Learning To Speak Up – Part I

I always loved words.  I loved to read books and I even wrote speeches.  My issue was that I was so shy growing up.  I was painfully shy.  If you looked up painfully shy in a dictionary my face should have been right underneath. It was so hard for me because I didn’t get to properly express myself in childhood.

My mother knew I was painfully shy so she would speak for me.  When other adults would ask me questions, my mother would answer them.  It didn’t bother me until I was around 13.

Once I became a teenager my whole worldview changed.  I had different ideas about life and wanted to start expressing myself more.

I was in a 4-H speech contest in 8th grade.  I won my school competition with a speech about being black and dealing with violence in our communities.  After winning at the school level I had to compete at the county level.  I won county and then had to present at the city competition.  I lost at that point and didn’t get to present at the state level.  It didn’t bother me at all because I hated public speaking.

Public speaking was my biggest fear.  Yet, I was told over and over again I was so good at it.  I purposely sabotaged everything when I had to do my speech at the city level.  I knew I wanted to lose because I hated having to keep giving those speeches.  I was scared every single time I had to go up to that podium.  I told my mom I hated having to keep giving those speeches because I was scared.  She told me, “Well…stop being so good at it [the speeches].”

I regret letting my fear get to me so much.  My childhood was plagued by constant fear of everything.  Everything!  I hate that my mom still felt that when I was around 16 she had to continue to speak for me.  Once I was around 16 I became angry with her over this issue.  I would tell her to stop speaking for me.  I didn’t ask her to nor need her to.  She no longer knew my thoughts and feelings. She couldn’t “speak” for me at all anymore.  I was well into my 20s before people stopped looking at my mom and expecting her to answer on my behalf.  It was ridiculous and made me so angry.  They would ask a question about me…in front of me…and I was like 22…and they expected my mother to answer.  I would just look at them like, “Hey…I’m standing right here.  I can answer the question.  It was directed to me, right?”  This is when I had to start interrupting my mother and answering for myself.  It was so odd at first.  It felt like I was being disrespectful to my mother, but at the same time I had to get used to expressing myself verbally.  I was used to expressing myself through the written word but not verbally.

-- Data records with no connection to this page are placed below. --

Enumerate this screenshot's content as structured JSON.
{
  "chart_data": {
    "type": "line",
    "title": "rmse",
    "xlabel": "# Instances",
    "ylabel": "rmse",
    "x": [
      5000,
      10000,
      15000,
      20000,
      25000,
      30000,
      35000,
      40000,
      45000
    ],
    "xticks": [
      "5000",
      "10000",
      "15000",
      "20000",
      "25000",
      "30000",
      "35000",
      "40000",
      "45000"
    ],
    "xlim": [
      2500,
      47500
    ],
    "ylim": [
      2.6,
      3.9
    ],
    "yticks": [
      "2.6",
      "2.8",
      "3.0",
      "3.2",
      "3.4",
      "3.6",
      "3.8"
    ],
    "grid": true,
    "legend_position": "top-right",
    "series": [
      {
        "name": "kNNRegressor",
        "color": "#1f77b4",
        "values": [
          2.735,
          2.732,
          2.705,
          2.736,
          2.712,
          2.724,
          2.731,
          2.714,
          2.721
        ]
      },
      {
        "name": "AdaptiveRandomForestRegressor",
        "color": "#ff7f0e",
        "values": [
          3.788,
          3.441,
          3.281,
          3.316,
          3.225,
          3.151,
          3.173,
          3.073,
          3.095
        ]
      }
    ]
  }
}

The reason I started writing at 8 years-old is because I was so shy and didn’t know how to express myself.  My 8th grade English teacher, Ms. Bolt, was the first person that saw something else in me.  She was the one who encouraged me with the 4-H speech contest.  I had never had anyone see me in that way.  I had never before had someone who thought, “you are a good writer.  You have potential.  You also are a good speaker and should do something with your gifts.” I credit Ms. Bolt for all of it.  I don’t know where she is now – I wish I could tell her now how she helped me more that she will probably ever know.